David C. Rose. The Moral Foundation of Economic Behavior. Oxford University Press. 2011. 269 pages. $40.16.
Economists find it easy to model human actors as rational utility maximizers, evaluating possible decisions in light of their likely outcomes and choosing those options with the most utility-maximizing consequences.
But in The Moral Foundations of Economic Behavior, David Rose argues that economic development depends on trust, and that trust can only be expected to feature prominently in a particular society when those who live in it understand key moral requirements—in particular, duties that preclude negative conduct.
As Rose notes, people who reason this way may not be particularly good trading partners. If someone assesses her options in each situation and alters her plans as her judgments about the best way to maximize her utility change, she’s unlikely to prove very reliable; she may steal from others or defraud them. And this kind of behavior will tend to dispose others not to want to trade with her. The more widespread a tendency to maximize individual utility is in a given society, the more wary people will be about trading with each other, and the more resources they will likely spend detecting and preventing opportunistic behavior.
In such a society, the benefits of widespread trade won’t be available. The society will be poor.
Those who are, in the economists’ sense, “rational” won’t be likely to behave as case-by-case maximizers. They may not be concerned about the societal consequences of fostering distrust, but they almost certainly want others to deal with them. And anyone with the reputation of being willing to cheat others is someone with whom others won’t want to trade. The discipline imposed by continuous dealing will thus dispose rational actors, even ones who might be inclined to cheat, to behave reliably.
However, the discipline of continuous dealing can’t make everyone reliable all the time. Frequently, people engaged in trading relationships are strangers, and it’s not always possible for either to be aware of the other’s reputation. And institutional mechanisms designed to require accountability from those who steal and defraud are anything but uniformly effective.
Rose focuses on a further, even more serious problem: Reputational and similar mechanisms for ensuring good behavior only work when theft and fraud can be effectively detected, but they frequently cannot. People often enjoy what Robert Frank has termed “golden opportunities”—opportunities to take advantage of others with essentially no possibility of detection. These opportunities are particularly likely to arise in connection with open-ended contracts that leave the parties with lots of discretion. One party to such a contract may be able to cheat the other with no realistic possibility of detection: While it may appear to an observer that she’s fulfilling her obligations, she may in fact be taking unfair advantage of her trading partner.
While no one may be able to detect this kind of cheating, the expectation that it might occur is enough to put a damper on people’s expectations. Trust will be inhibited, and thus so will trade—and therefore prosperity.
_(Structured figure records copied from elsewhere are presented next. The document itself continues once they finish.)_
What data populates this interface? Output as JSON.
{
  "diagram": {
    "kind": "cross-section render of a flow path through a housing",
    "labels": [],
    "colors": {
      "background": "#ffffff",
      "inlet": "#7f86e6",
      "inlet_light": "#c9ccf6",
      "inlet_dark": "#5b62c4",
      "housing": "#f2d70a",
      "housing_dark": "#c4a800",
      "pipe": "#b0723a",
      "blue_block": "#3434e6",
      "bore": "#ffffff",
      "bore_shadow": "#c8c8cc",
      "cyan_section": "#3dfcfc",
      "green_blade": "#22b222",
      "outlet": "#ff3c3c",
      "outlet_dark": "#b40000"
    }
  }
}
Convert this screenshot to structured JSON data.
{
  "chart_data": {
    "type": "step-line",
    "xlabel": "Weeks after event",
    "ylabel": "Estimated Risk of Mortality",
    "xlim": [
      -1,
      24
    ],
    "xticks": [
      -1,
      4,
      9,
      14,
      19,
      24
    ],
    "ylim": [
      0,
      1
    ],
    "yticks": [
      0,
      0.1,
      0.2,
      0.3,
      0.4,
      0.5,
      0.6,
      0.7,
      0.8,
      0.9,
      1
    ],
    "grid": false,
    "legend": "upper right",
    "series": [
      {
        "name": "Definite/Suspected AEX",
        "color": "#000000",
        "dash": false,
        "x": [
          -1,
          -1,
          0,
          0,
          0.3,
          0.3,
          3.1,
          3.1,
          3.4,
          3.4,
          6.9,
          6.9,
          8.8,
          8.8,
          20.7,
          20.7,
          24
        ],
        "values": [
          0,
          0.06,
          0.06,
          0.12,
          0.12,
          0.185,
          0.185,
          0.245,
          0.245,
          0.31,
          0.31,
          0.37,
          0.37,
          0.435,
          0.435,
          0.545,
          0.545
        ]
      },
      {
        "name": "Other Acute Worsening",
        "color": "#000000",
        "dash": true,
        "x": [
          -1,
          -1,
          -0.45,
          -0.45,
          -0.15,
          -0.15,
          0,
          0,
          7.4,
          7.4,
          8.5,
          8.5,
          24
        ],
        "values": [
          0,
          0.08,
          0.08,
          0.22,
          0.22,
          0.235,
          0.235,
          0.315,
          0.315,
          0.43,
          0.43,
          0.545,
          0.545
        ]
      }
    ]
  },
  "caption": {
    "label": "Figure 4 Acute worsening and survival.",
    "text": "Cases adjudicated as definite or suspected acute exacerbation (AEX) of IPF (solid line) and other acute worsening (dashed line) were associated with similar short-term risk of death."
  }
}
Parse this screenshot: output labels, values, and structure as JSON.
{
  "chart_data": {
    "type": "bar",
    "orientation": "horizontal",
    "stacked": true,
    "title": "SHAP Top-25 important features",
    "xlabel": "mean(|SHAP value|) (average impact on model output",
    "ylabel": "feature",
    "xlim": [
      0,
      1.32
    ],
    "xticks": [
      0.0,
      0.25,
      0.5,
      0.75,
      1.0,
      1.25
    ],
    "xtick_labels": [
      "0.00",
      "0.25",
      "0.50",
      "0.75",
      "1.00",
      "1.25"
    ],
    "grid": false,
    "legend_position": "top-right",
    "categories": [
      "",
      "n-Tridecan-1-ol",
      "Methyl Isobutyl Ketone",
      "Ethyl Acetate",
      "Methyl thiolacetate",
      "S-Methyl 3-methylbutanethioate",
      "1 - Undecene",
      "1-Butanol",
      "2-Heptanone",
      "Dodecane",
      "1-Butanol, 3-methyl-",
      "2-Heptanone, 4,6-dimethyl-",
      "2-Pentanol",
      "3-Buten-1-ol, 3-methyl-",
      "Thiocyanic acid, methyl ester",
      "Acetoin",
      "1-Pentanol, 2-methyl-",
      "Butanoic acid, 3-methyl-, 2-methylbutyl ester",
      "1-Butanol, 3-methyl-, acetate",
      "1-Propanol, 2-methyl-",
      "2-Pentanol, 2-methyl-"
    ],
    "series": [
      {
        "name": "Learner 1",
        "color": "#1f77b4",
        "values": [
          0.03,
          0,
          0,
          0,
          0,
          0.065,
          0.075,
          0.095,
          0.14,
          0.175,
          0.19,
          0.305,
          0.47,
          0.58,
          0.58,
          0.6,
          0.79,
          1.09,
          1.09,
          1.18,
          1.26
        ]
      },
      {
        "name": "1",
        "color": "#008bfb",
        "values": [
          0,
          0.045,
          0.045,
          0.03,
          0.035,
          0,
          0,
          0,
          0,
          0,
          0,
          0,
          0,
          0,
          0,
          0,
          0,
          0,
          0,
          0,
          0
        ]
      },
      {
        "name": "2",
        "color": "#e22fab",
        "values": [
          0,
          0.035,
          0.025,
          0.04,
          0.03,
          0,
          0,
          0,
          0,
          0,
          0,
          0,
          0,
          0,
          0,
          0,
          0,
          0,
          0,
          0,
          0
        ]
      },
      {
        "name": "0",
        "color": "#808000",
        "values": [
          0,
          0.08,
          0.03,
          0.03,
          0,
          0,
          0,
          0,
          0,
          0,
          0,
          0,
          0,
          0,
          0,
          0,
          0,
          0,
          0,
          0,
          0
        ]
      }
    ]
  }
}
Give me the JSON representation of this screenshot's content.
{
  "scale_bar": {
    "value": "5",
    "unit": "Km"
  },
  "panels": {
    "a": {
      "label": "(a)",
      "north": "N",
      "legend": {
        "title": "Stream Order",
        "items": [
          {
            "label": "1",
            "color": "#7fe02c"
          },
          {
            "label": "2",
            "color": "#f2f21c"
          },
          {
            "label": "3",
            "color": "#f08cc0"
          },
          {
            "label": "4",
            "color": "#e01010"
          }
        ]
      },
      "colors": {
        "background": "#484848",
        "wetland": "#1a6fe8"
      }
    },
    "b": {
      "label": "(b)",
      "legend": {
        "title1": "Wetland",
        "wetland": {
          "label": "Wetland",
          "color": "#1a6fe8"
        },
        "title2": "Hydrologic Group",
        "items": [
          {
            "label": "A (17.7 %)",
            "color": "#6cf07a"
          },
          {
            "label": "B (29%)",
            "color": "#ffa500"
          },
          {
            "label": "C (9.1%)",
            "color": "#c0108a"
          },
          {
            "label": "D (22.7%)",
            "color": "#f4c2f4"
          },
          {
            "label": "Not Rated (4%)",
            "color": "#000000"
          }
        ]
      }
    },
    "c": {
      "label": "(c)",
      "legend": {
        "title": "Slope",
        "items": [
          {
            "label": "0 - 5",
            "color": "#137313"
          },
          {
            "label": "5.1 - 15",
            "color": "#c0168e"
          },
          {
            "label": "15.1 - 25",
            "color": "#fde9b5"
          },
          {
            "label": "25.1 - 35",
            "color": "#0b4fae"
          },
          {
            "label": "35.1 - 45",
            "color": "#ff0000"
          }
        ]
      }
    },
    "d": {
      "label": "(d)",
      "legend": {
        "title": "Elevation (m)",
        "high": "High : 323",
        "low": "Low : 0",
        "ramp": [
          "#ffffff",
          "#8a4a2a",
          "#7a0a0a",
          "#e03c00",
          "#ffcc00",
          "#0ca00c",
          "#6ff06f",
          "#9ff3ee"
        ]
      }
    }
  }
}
A society can achieve the kind of wealth that widespread trust makes possible only if everyone is committed to being trustworthy even when no one’s watching and even when behaving in an untrustworthy manner won’t lead to perceptible harm to any individual.
To foster prosperity, people need to be moral, not in order to avoid bad consequences, or even in order to achieve good ones on a case-by-case basis. They need to have internalized preferences for trustworthiness—most effectively fostered by culture—that can’t be overridden by the desire to benefit themselves or others in particular situations. They need to think of the duty to be trustworthy as, effectively, absolute. A society in which people reason this way will be able to sustain widespread, persistent trust. Economic relationships among strangers will be possible, social cooperation will flourish, and prosperity will ensue.
Rose is clear that the economist qua economist can’t show that people ought to be moral, or what form moral principles ought to take. But he argues that economists can show that societies in which particular moral principles are widespread will prosper. And I’m inclined to agree: Cooperation among strangers is the foundation of prosperity, widespread trust makes cooperation possible, and a moral—and not merely instrumental—commitment to reliability is a foundation for widespread trust.
There are interesting questions to ask about Rose’s arguments: When does background injustice reduce the duty to be trustworthy? What determines when a putative moral requirement really is a moral requirement? How shall we determine just what open-ended, relational contracts actually require? But, however we resolve these questions, Rose has made a convincing case that a society full of trustworthy people will be effectively positioned to experience the miracle of economic growth.